Originally Posted by
thezipper
Under the terms of the proposed deal, which would create the world's largest airline, Delta will acquire Northwest in an all-stock swap in which Northwest shareholders will receive 1.25 Delta shares for each Northwest share they own.
That was all good up until today ... Delta closed at $5.84 per share x 1.25 = $7.30 break point. NWA closed today at $7.47.
I've been following the stock price for each company and know there is a long time before the merger is expected to close, but what will happen if the delta (price difference) between the shares stays high, will Delta have to pay more? What type of ROI will the Northwest controlled hedge funds be expecting from the merger? I know they won't take a loss. Can Delta get additional financing if they would have to pay more.... curious.

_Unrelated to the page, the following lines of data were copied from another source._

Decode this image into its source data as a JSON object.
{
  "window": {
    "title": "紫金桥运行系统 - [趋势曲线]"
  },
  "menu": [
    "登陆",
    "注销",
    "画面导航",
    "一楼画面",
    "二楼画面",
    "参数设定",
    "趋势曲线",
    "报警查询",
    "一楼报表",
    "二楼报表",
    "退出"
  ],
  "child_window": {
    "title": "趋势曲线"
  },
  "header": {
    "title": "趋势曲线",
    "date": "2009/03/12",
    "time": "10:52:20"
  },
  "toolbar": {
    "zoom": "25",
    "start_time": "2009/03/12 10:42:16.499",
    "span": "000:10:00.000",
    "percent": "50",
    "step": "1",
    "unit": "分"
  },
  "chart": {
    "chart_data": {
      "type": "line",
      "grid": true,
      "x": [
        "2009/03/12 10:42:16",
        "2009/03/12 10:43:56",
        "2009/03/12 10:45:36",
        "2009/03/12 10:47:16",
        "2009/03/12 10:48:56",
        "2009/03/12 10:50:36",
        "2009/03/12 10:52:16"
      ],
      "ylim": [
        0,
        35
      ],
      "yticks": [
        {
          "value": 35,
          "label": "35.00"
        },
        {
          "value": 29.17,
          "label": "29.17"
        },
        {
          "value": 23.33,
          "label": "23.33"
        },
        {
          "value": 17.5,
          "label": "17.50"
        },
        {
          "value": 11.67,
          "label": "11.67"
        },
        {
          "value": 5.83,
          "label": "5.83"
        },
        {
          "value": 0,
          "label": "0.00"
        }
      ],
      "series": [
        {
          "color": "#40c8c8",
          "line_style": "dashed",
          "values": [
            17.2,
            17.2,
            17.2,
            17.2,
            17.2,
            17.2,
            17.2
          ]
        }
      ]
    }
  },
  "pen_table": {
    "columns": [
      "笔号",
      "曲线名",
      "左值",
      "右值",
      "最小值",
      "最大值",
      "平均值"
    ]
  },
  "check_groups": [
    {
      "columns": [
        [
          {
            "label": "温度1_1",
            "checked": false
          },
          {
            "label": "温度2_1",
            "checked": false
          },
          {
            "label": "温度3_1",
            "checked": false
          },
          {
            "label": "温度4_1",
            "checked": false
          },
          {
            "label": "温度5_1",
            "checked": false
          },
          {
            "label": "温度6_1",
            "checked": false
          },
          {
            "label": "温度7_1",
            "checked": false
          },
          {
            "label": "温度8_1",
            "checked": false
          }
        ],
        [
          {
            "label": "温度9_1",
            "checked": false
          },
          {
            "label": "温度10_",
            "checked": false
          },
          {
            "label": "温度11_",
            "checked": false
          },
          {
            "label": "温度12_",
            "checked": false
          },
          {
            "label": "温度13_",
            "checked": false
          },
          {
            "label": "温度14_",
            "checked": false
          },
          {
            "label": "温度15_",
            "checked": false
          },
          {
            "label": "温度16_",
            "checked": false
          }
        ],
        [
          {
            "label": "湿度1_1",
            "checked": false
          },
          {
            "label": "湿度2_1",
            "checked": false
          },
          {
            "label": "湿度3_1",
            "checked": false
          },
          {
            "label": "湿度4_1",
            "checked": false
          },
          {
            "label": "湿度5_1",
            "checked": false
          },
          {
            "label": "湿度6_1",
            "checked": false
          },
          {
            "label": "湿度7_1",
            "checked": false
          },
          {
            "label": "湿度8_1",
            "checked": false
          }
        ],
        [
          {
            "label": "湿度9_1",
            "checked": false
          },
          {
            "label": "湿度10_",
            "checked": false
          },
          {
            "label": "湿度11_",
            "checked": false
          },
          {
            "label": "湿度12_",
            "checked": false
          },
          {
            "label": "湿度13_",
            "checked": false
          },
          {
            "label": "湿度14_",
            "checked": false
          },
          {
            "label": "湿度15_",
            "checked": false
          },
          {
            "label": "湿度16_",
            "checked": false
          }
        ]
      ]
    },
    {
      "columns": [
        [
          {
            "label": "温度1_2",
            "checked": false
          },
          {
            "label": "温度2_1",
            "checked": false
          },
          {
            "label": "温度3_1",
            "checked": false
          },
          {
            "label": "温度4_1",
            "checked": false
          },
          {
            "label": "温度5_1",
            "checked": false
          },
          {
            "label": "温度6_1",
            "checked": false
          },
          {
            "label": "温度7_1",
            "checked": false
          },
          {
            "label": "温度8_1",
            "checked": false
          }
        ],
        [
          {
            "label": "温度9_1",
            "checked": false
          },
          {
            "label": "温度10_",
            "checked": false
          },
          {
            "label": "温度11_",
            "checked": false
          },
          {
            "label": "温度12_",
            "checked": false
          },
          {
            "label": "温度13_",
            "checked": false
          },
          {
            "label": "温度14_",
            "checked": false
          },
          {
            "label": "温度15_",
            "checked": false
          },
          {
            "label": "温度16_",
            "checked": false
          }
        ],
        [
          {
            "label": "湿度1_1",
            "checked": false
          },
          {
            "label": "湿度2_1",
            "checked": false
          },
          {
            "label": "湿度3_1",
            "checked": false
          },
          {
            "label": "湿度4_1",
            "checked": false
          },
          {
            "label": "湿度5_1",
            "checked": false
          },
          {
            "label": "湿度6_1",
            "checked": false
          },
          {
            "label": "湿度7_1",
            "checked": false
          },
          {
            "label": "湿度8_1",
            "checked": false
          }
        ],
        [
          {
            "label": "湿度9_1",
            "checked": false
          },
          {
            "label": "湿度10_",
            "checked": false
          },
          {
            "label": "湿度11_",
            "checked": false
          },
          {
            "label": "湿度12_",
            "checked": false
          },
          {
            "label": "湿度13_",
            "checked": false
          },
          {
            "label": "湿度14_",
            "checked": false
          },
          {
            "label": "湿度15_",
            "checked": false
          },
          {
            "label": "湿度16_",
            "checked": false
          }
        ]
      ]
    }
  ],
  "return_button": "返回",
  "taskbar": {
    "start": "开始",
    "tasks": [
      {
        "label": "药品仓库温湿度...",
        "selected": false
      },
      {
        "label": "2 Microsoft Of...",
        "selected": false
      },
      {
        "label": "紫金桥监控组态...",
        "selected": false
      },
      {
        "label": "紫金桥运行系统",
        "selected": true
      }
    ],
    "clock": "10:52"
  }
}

I haven't read the entire agreement, but based upon what you quoted, I would say no, DAL would not have to pay more. It looks like the ratio was set per the agreement and there does not appear to be a calculation that would require more or less to be paid based upon the actual ratio of NW to DL stock prices. One would expect the price of the NW stock to come to 1.25 the price of the DL stock at the date the stock is swaped anyway. Perhaps if there is a collar on this agreement that you didn't include in the original quote the number of shares (or ratio) could change. For example the agreement could state that if the price of DL stock fell below $5/share the ratio would increase to 1.5 DL shares per NW share.